@NCCapitol

NC lawmakers mull big changes to health insurance, prescription drug industries

Independent pharmacists are pushing again for new regulations on pharmacy benefit managers - large companies that act as middlemen.
Posted 2023-04-25T16:42:19+00:00 - Updated 2023-04-25T17:49:38+00:00

A handful of bills to overhaul key parts of the insurance and pharmacy industries in North Carolina moved ahead Tuesday at the statehouse, where powerful companies are jockeying for the rules they prefer.

A rewrite of state laws governing Blue Cross Blue Shield of North Carolina, the state’s largest insurer, cleared its first committee Tuesday on a divided vote. A separate bill regulating pharmacy benefit managers, which large insurance companies use to negotiate drug prices, moved forward as well, continuing years of fighting between these groups and independent pharmacies around the state.

A third measure to speed up the prior authorization process that insurance companies use to determine whether they’ll cover medical care cleared the House Health Committee too.

The pharmacy benefit managers bill, House Bill 246, would outlaw “spread pricing,” which PBMs use to smooth out drug prices that would otherwise differ from pharmacy to pharmacy, as well as other industry tactics. Independent pharmacists say these companies, which handle some 80% of prescriptions around the country, use anti-competitive practices to generate profits as middlemen in the pharmaceutical industry.

Rep. Wayne Sasser, a pharmacist by trade, said the largest of these groups made more than $14 billion last year.

“Pretty evident most of that money’s not flowing through to the rate payers,” Sasser, R-Stanly, said Tuesday.

Insurers say they’re keeping drug costs down by using PBMs, and that this bill would increase costs.

“We negotiate discounts with drug manufacturers, we negotiate discounts with pharmacies,” said Connor Rose, lobbyist for the Pharmaceutical Care Management Association. “We’re the only entity in the supply chain whose role it is to reduce drug prices.”

Like other legislation, the PBM bill has multiple stops before it becomes law, and its fate is unclear. But this General Assembly session is moving faster than previous ones, compressing timetables and limiting debate. Only one member of the public was allowed to speak during Tuesday's House Health Committee meeting, and committee members were limited to one question per bill because leadership wanted to vote on eight bills – several of them complex – in 50 minutes.

The Blue Cross bill has generated one of the biggest lobbying pushes of this legislative session. The company wants to reorganize, placing itself under a holding company subject to less regulation from the North Carolina Department of Insurance. Insurance Commissioner Mike Causey, an elected Republican who heads that department, opposes House Bill 346 and told lawmakers Tuesday that it would let Blue Cross raise premiums with less accountability and transparency.

“This is a bad bill for consumers,” Causey said.

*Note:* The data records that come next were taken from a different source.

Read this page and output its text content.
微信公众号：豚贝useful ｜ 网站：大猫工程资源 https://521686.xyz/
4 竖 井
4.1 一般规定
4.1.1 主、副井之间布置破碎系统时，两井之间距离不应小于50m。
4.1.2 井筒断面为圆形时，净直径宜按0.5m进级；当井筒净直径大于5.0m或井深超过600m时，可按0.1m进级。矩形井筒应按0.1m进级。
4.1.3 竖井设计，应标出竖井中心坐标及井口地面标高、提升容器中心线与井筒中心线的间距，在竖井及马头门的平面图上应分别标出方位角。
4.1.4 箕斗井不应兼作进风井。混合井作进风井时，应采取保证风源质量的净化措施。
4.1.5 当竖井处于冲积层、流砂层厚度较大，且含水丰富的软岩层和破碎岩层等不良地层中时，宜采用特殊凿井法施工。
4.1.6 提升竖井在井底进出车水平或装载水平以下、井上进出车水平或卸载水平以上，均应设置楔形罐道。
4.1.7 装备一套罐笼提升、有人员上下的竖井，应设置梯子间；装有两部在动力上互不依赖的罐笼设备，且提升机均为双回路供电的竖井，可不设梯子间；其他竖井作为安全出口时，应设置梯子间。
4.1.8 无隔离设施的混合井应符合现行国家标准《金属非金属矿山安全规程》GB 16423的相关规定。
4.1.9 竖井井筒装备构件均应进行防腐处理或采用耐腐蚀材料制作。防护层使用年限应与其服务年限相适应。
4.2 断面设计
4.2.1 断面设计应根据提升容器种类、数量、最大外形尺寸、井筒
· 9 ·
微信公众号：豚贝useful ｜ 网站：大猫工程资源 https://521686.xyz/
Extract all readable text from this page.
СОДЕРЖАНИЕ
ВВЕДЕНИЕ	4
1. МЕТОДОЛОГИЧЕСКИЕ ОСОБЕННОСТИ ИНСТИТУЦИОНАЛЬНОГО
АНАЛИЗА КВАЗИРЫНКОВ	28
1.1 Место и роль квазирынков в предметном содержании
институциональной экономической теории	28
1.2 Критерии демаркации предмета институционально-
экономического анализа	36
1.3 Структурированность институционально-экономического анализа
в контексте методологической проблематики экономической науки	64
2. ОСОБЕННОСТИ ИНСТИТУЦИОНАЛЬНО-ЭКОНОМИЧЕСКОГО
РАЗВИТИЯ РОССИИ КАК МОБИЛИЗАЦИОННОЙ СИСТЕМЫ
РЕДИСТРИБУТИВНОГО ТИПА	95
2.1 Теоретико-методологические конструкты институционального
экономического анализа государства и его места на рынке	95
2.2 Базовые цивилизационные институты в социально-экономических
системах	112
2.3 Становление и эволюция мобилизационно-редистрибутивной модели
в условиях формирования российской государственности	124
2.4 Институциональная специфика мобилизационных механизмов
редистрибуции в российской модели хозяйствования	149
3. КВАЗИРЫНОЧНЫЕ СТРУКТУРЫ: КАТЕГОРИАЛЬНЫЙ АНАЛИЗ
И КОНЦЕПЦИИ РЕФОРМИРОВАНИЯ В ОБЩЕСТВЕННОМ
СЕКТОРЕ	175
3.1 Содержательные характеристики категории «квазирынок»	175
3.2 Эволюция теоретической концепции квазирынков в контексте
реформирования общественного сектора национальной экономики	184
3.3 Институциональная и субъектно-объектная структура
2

But the bill has bipartisan support, including from key legislative leaders. Rep. John Bradford, the bill’s lead sponsor in the House, said the company needs these changes to compete with other insurance giants, like Aetna and UnitedHealthcare. As for-profit companies they don’t have to get government approval to buy companies or make other investments, which Blue Cross must seek from the Department of Insurance under current North Carolina law.

“Which creates a non-level playing field,” said Bradford, R-Mecklenburg.

Bradford said he expects this bill to morph at its next scheduled stop, a House Insurance Committee meeting tomorrow, and Gov. Roy Cooper called Tuesday for changes in the bill, though his office was not specific.

“The goals should be comprehensive insurance coverage with access to health care in every area of the state at the lowest price, and the governor encourages the legislature to improve this legislation in order to be in full alignment with those goals," Cooper spokeswoman Sam Chan said in an email.

The pre-authorization measures are in House Bill 649, which would mandate new review timetables for insurance companies. It too has bipartisan support and moved easily through committee Tuesday.